GRIPS-Leiter Philipp Harpain über die Pläne, Projekte, Premieren und Feste der kommenden Spielzeit
GRIPS: Die bevorstehende Spielzeit dreht sich um die Fragen: Wo haben Kinder und Jugendliche ihren Platz im Leben? Was brauchen sie, wie sehen sie ihre gegenwärtige Lebenssituation und welche Perspektiven haben und welche brauchen sie?
P. Harpain: Es gibt bei Kindern und Jugendlichen eine große Verunsicherung in Anbetracht einer verunsichernden und verunsicherten Welt und Umwelt. Diese werden ausgelöst durch Kriege, die Klimakatastrophe, die Energiekrise und Inflation, aber auch durch die instabilen sozialen Systeme bei uns. Wo habe ich meinen Platz, wo kann ich mich entfalten, wo kann ich selbst kreativ sein, wo kann ich lernen? Das beschäftigt junge Menschen sehr. Und da merke ich eine gesellschaftliche Entwicklung, die es den Kindern zunehmend schwermacht, ihren Platz zu finden.
Ich gehöre der Boomer-Generation an, für die die Welt noch als veränderbar galt. In den 60er und 70er Jahren bis in die 2000er war die Stimmung bezüglich Globalisierungsfragen optimistischer. Das kippt bei der jetzigen Generation. Es ist nicht mehr sicher, ob ich erreichen kann, was ich will oder was der nächste Tag bringt. Die Welt, aber auch das Leben hier in Berlin, ist immer fragiler, fragwürdiger, unklarer. Daher nehmen wir für diese Spielzeit diese Frage auf.

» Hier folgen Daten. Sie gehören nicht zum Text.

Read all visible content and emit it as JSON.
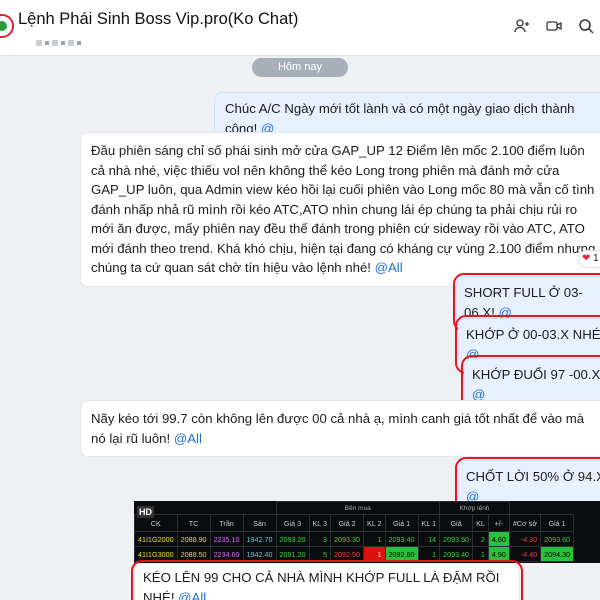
{
  "header": {
    "title": "Lệnh Phái Sinh Boss Vip.pro(Ko Chat)",
    "icons": [
      "add-member-icon",
      "video-call-icon",
      "search-icon"
    ]
  },
  "date_chip": "Hôm nay",
  "messages": [
    {
      "text": "Chúc A/C Ngày mới tốt lành và có một ngày giao dịch thành công! ",
      "mention": "@",
      "side": "mine"
    },
    {
      "text": "Đầu phiên sáng chỉ số phái sinh mở cửa GAP_UP 12 Điểm lên mốc 2.100 điểm luôn cả nhà nhé, việc thiếu vol nên không thể kéo Long trong phiên mà đánh mở cửa GAP_UP luôn, qua Admin view kéo hồi lại cuối phiên vào Long mốc 80 mà vẫn cố tình đánh nhấp nhả rũ mình rồi kéo ATC,ATO nhìn chung lái ép chúng ta phải chịu rủi ro mới ăn được, mấy phiên nay đều thế đánh trong phiên cứ sideway rồi vào ATC, ATO mới đánh theo trend. Khá khó chịu, hiện tại đang có kháng cự vùng 2.100 điểm nhưng chúng ta cứ quan sát chờ tín hiệu vào lệnh nhé! ",
      "mention": "@All",
      "side": "theirs",
      "reaction": {
        "icon": "❤",
        "count": "1"
      }
    },
    {
      "text": "SHORT FULL Ở 03-06.X! ",
      "mention": "@",
      "side": "mine"
    },
    {
      "text": "KHỚP Ở 00-03.X NHÉ! ",
      "mention": "@",
      "side": "mine"
    },
    {
      "text": "KHỚP ĐUỔI 97 -00.X! ",
      "mention": "@",
      "side": "mine"
    },
    {
      "text": "Nãy kéo tới 99.7 còn không lên được 00 cả nhà ạ, mình canh giá tốt nhất để vào mà nó lại rũ luôn! ",
      "mention": "@All",
      "side": "theirs"
    },
    {
      "text": "CHỐT LỜI 50% Ở 94.X! ",
      "mention": "@",
      "side": "mine"
    },
    {
      "text": "KÉO LÊN 99 CHO CẢ NHÀ MÌNH KHỚP FULL LÀ ĐẬM RỒI NHÉ! ",
      "mention": "@All",
      "side": "theirs"
    }
  ],
  "board": {
    "badge": "HD",
    "group_headers": [
      "Bên mua",
      "Khớp lệnh"
    ],
    "columns": [
      "CK",
      "TC",
      "Trần",
      "Sàn",
      "Giá 3",
      "KL 3",
      "Giá 2",
      "KL 2",
      "Giá 1",
      "KL 1",
      "Giá",
      "KL",
      "+/-",
      "#Cơ sở",
      "Giá 1"
    ],
    "rows": [
      [
        "41I1G2000",
        "2088.90",
        "2235.10",
        "1942.70",
        "2093.20",
        "3",
        "2093.30",
        "1",
        "2093.40",
        "14",
        "2093.50",
        "2",
        "4.60",
        "-4.30",
        "2093.60"
      ],
      [
        "41I1G3000",
        "2088.50",
        "2234.60",
        "1942.40",
        "2091.20",
        "5",
        "2092.50",
        "1",
        "2092.60",
        "1",
        "2093.40",
        "1",
        "4.90",
        "-4.40",
        "2094.30"
      ]
    ]
  },
  "colors": {
    "mine_bubble": "#e6f0ff",
    "theirs_bubble": "#ffffff",
    "mention": "#1f6fd6",
    "highlight_border": "#e3151d"
  }
}
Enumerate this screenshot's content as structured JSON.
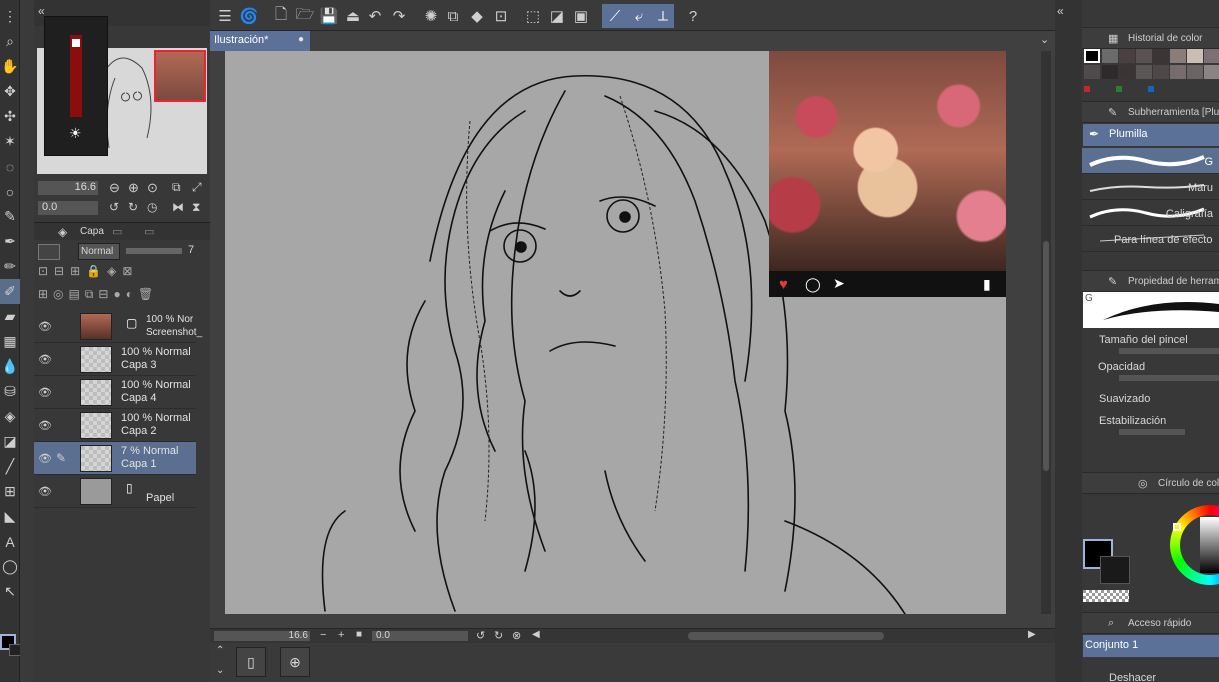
{
  "document": {
    "tab_label": "Ilustración*"
  },
  "navigator": {
    "zoom_value": "16.6",
    "rotate_value": "0.0"
  },
  "layers_panel": {
    "tab_label": "Capa",
    "blend_mode": "Normal",
    "opacity_value": "7",
    "layers": [
      {
        "line1": "100 % Nor",
        "line2": "Screenshot_"
      },
      {
        "line1": "100 % Normal",
        "line2": "Capa 3"
      },
      {
        "line1": "100 % Normal",
        "line2": "Capa 4"
      },
      {
        "line1": "100 % Normal",
        "line2": "Capa 2"
      },
      {
        "line1": "7 % Normal",
        "line2": "Capa 1"
      },
      {
        "line1": "",
        "line2": "Papel"
      }
    ]
  },
  "canvas_status": {
    "zoom_value": "16.6",
    "rotate_value": "0.0"
  },
  "color_history": {
    "title": "Historial de color",
    "swatches": [
      "#000000",
      "#6b6b6b",
      "#4a4040",
      "#5a5252",
      "#3b3535",
      "#8a7d78",
      "#c9bdb5",
      "#7c7074",
      "#4f4a4c",
      "#2e2a2b",
      "#3a3434",
      "#5b5656",
      "#4f4848",
      "#766c6d",
      "#6b6465",
      "#4a4444",
      "#8b8484",
      "#5c5555"
    ],
    "marks": [
      "#c62828",
      "#2e7d32",
      "#1565c0"
    ]
  },
  "sub_tool": {
    "title": "Subherramienta [Plum",
    "group_label": "Plumilla",
    "brushes": [
      "G",
      "Maru",
      "Caligrafía",
      "Para línea de efecto"
    ]
  },
  "tool_property": {
    "title": "Propiedad de herram",
    "brush_letter": "G",
    "rows": [
      "Tamaño del pincel",
      "Opacidad",
      "Suavizado",
      "Estabilización"
    ]
  },
  "color_wheel": {
    "title": "Círculo de colo"
  },
  "quick_access": {
    "title": "Acceso rápido",
    "set_label": "Conjunto 1",
    "next_label": "Deshacer"
  },
  "colors": {
    "accent": "#5b7198",
    "selected": "#5b6f90",
    "canvas_bg": "#a7a7a7",
    "main_color": "#000000",
    "sub_color": "#1a1a1a"
  }
}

GRIPS: Es sind vier Premieren geplant, der große Coup scheint dir aber mit der am 20. Februar 2025 geplanten großen musikalischen Abendproduktion BÜLOWSTRASSE gelungen zu sein.
P. Harpain: Die Komponisten Konstantin Scherer und Robin Haefs haben gemeinsam mit LEA (u.a.), eine der momentan bekanntesten Popsängerinnen, das Konzeptalbum „Bülowstrasse“ komponiert und geschrieben. Und Konstantin hat uns gefragt, ob wir nicht ein Theaterstück auf Grundlage der Geschichten des Albums rausbringen möchten. So einfach war das! Unsere Zusammenarbeit bei „Das schönste Mädchen der Welt“ vor zwei Jahren war beglückend und fruchtbar für uns alle, so dass wir ohnehin Lust hatten, miteinander weiterzuarbeiten. Konstantin und Robin sind mit GRIPS aufgewachsen. Da kam also vieles zusammen! Auf LEAs Album sind bereits unsere Schauspielenden zu hören und mit Juri Sternburg, der gerade mit der ARD-Serie „Die Zweiflers“ große Erfolge feiert, haben wir einen erfahrenen Autor für das Stück gefunden. Es gab also schon einen längeren gemeinsamen Prozess.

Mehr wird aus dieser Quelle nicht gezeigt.